Nachruf Padre Max ist gestorben

Von flo 

Max Wolf hat als Missionar in Kolumbien und Ecuador gewirkt. Hilfe dafür kam auch aus der alten Heimat des Weil der Städters.

  Foto: Andreas Gorr
  Foto: Andreas Gorr

Weil der Stadt - Sein schwäbischer ­Dialekt hatte bis zuletzt seine Herkunft verraten. Max Wolf, der Pfarrer und Missionar, ist 1927 in Weil der Stadt geboren, wo er seine Kindheit und Jugend verbracht hat. Seine Heimat jedoch ist schließlich die ganze Welt geworden.

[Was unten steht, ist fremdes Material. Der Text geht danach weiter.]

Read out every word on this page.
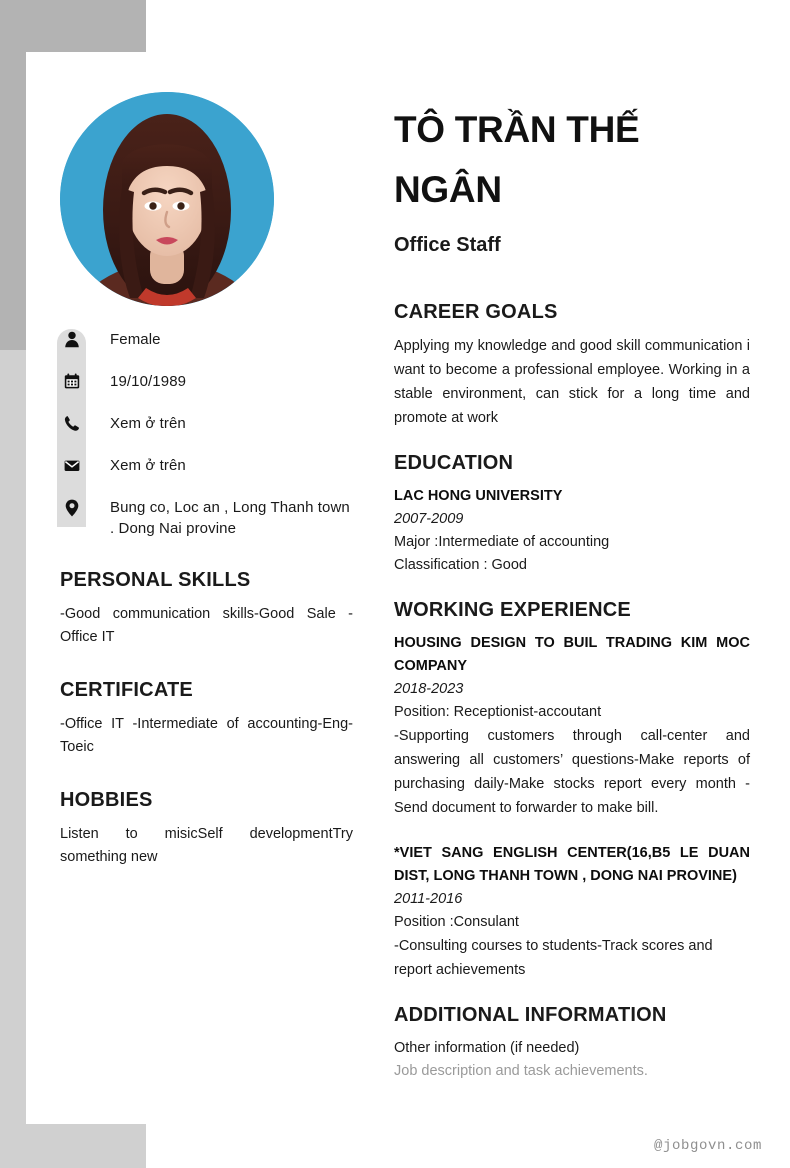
Female
19/10/1989
Xem ở trên
Xem ở trên
Bung co, Loc an , Long Thanh town . Dong Nai provine
PERSONAL SKILLS
-Good communication skills-Good Sale -Office IT
CERTIFICATE
-Office IT -Intermediate of accounting-Eng-Toeic
HOBBIES
Listen to misicSelf developmentTry something new
TÔ TRẦN THẾ NGÂN
Office Staff
CAREER GOALS

Applying my knowledge and good skill communication i want to become a professional employee. Working in a stable environment, can stick for a long time and promote at work

EDUCATION
LAC HONG UNIVERSITY
2007-2009
Major :Intermediate of accounting
Classification : Good
WORKING EXPERIENCE
HOUSING DESIGN TO BUIL TRADING KIM MOC COMPANY
2018-2023
Position: Receptionist-accoutant

-Supporting customers through call-center and answering all customers’ questions-Make reports of purchasing daily-Make stocks report every month -Send document to forwarder to make bill.

*VIET SANG ENGLISH CENTER(16,B5 LE DUAN DIST, LONG THANH TOWN , DONG NAI PROVINE)
2011-2016
Position :Consulant

-Consulting courses to students-Track scores and report achievements

ADDITIONAL INFORMATION
Other information (if needed)
Job description and task achievements.
@jobgovn.com
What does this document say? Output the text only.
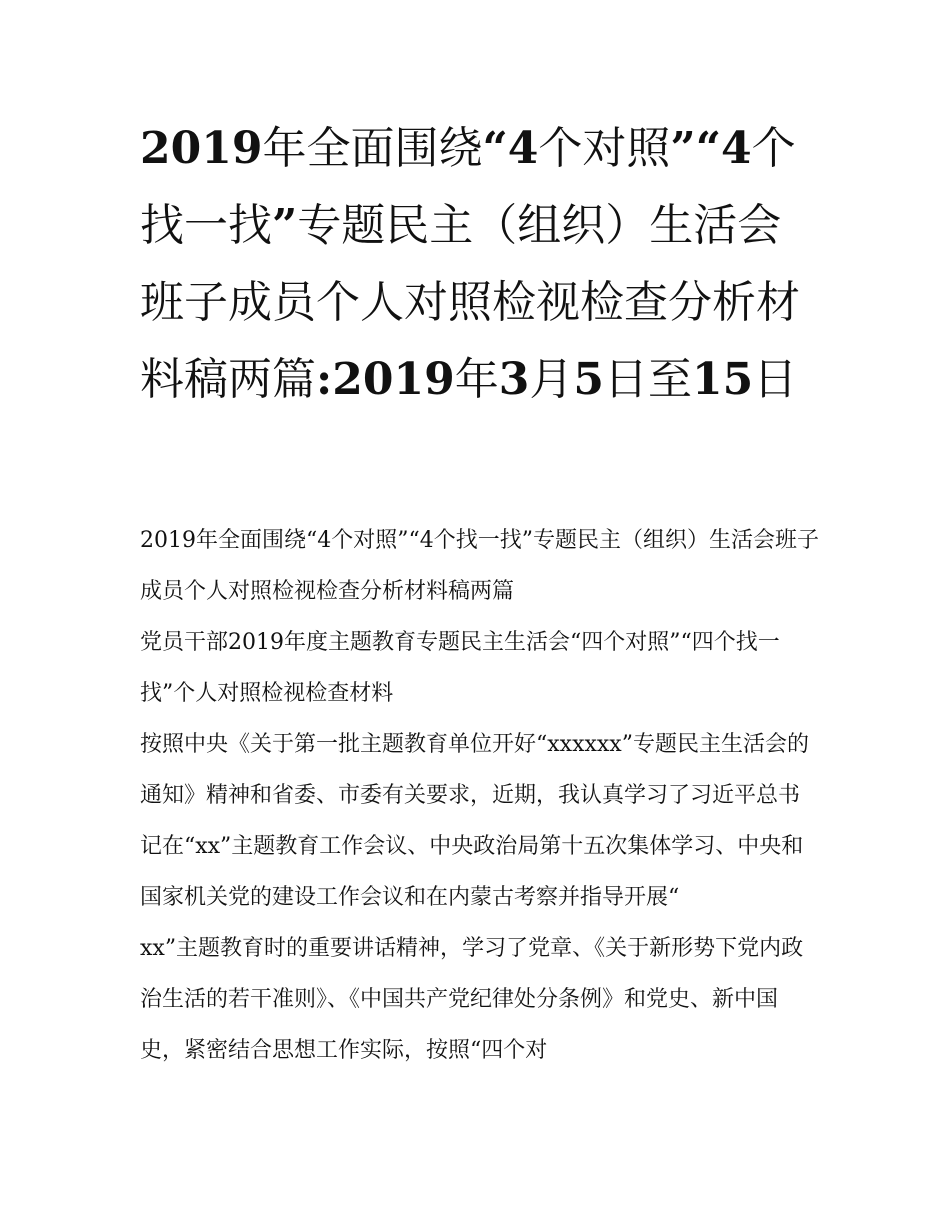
2019年全面围绕“4个对照”“4个找一找”专题民主（组织）生活会班子成员个人对照检视检查分析材料稿两篇:2019年3月5日至15日

2019年全面围绕“4个对照”“4个找一找”专题民主（组织）生活会班子成员个人对照检视检查分析材料稿两篇

党员干部2019年度主题教育专题民主生活会“四个对照”“四个找一找”个人对照检视检查材料

按照中央《关于第一批主题教育单位开好“xxxxxx”专题民主生活会的通知》精神和省委、市委有关要求，近期，我认真学习了习近平总书记在“xx”主题教育工作会议、中央政治局第十五次集体学习、中央和国家机关党的建设工作会议和在内蒙古考察并指导开展“

xx”主题教育时的重要讲话精神，学习了党章、《关于新形势下党内政治生活的若干准则》、《中国共产党纪律处分条例》和党史、新中国史，紧密结合思想工作实际，按照“四个对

„Ich fahre wieder heim“, hat Wolf zum Beispiel im August 2004 bei einem Besuch in der LKZ-Redaktion erzählt – und dabei das Hügelland von Ecuador gemeint. Dort hatte es den rüstigen Geistlichen 1986 hingezogen. Begeistert sprach er bei seinem Besuch in Leonberg von der Faszination Lateinamerikas – und wies zugleich auf die bittere Armut der Menschen hin. Als Max Wolf im Alter von 59 Jahren von ­seiner Gemeinde in Hirschlanden nach Ecuador ging, da teilte er die Armut der Menschen ganz bewusst. „Ich musste keine fünf Minuten überlegen, ob ich nach Ecuador wollte.“

Leonberger Katholiken unterstützen ihn

Dort, in Santa Maria, hat Wolf eine katholische Schule mit Internat aufgebaut, wobei ihn die Leonberger Kirchengemeinde St. Johannes unterstützt hat. Die finanziellen Mittel für den Schulbau kamen zu einem großen Teil vom ­Engelberg. Später haben dann immer wieder Leonberger Jugendliche ein freiwilliges soziales Jahre in Ecuador gemacht, ein Freundeskreis hielt die Verbindung aufrecht. „Das war sein ­Lebenswerk“, würdigt Petra Ensdorf, die Kirchenpflegerin der Leonberger Kirchengemeinde, den Pfarrer.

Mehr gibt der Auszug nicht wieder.